Multi-Agent Decision-Focused Learning via Value-Aware Sequential Communication
Benjamin Amoh, Geoffrey Parker, Wesley Marrero
TLDR
SeqComm-DFL improves multi-agent coordination under partial observability by optimizing communication for decision quality, leading to significant performance gains.
Key contributions
- Introduces SeqComm-DFL, unifying sequential communication with decision-focused learning for multi-agent tasks.
- Employs value-aware message generation via sequential Stackelberg conditioning for optimal decision quality.

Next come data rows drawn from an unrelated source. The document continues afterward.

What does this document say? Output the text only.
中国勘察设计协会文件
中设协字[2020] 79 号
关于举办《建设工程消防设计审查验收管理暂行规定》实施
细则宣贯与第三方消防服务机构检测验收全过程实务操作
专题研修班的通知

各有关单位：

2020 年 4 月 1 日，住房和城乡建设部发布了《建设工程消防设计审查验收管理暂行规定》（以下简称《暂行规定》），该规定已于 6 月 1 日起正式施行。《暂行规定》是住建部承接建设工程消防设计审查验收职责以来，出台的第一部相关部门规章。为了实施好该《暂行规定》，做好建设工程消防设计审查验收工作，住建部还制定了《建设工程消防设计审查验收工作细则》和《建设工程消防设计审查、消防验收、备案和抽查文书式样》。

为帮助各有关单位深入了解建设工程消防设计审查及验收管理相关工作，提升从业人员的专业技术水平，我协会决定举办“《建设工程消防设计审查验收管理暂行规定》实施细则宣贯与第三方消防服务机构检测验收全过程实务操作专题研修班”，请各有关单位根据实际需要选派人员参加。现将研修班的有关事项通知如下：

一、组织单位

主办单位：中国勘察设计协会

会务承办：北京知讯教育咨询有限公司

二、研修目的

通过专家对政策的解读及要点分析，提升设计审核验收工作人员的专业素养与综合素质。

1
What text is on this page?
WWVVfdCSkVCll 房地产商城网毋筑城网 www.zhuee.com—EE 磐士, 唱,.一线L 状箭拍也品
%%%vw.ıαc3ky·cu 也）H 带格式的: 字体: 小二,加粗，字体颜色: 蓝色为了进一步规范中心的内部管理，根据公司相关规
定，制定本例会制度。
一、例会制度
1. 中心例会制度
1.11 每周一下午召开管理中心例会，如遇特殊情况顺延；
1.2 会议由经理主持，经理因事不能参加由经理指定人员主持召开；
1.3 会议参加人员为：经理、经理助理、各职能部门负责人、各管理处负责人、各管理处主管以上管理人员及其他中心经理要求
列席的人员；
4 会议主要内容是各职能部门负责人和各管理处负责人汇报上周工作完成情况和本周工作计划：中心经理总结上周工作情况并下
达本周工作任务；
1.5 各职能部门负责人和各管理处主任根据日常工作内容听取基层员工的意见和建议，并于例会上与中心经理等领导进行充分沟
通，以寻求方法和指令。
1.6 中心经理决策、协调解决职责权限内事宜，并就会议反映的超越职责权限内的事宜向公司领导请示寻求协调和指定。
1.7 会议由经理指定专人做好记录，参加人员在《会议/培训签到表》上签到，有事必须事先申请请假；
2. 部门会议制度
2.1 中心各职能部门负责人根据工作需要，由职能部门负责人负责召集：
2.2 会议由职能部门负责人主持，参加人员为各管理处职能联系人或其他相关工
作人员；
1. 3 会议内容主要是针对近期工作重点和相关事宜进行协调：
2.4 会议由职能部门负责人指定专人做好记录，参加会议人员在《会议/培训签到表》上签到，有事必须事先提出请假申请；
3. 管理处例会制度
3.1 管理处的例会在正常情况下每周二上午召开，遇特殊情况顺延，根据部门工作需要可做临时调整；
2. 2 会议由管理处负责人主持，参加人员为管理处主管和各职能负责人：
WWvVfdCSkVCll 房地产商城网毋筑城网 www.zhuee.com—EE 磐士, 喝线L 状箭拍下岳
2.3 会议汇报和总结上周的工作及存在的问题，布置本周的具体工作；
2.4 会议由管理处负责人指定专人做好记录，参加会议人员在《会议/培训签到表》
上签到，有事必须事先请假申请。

- Enables efficient end-to-end training using QMIX factorization and implicit differentiation.
- Achieves 4-6x higher rewards and >13% win rate improvements on healthcare and SMAC benchmarks.
Why it matters
This paper addresses a key challenge in multi-agent systems: optimizing communication for actual decision quality rather than intermediate proxies. By introducing SeqComm-DFL, it enables more effective coordination under partial observability. The significant performance gains demonstrate its potential for complex real-world multi-agent applications.
Original Abstract
Multi-agent coordination under partial observability requires agents to share complementary private information. While recent methods optimize messages for intermediate objectives (e.g., reconstruction accuracy or mutual information), rather than decision quality, we introduce \textbf{SeqComm-DFL}, unifying the sequential communication with decision-focused learning for task performance. Our approach features \emph{value-aware message generation with sequential Stackelberg conditioning}: messages maximize receiver decision quality and are generated in priority order, with agents conditioning on their predecessors. The \emph{guidance potential} determined by their prosocial ordering. We extend Optimal Model Design to communication-augmented world models with QMIX factorization, enabling efficient end-to-end training via implicit differentiation. We prove information-theoretic bounds showing that communication value scales with coordination gaps and establish $\mathcal{O}(1/\sqrt{T})$ convergence for the bilevel optimization, where $T$ denotes the number of training iterations. On collaborative healthcare and StarCraft Multi-Agent Challenge (SMAC) benchmarks, SeqComm-DFL achieves four to six times higher cumulative rewards and over 13\% win rate improvements, enabling coordination strategies inaccessible under information asymmetry.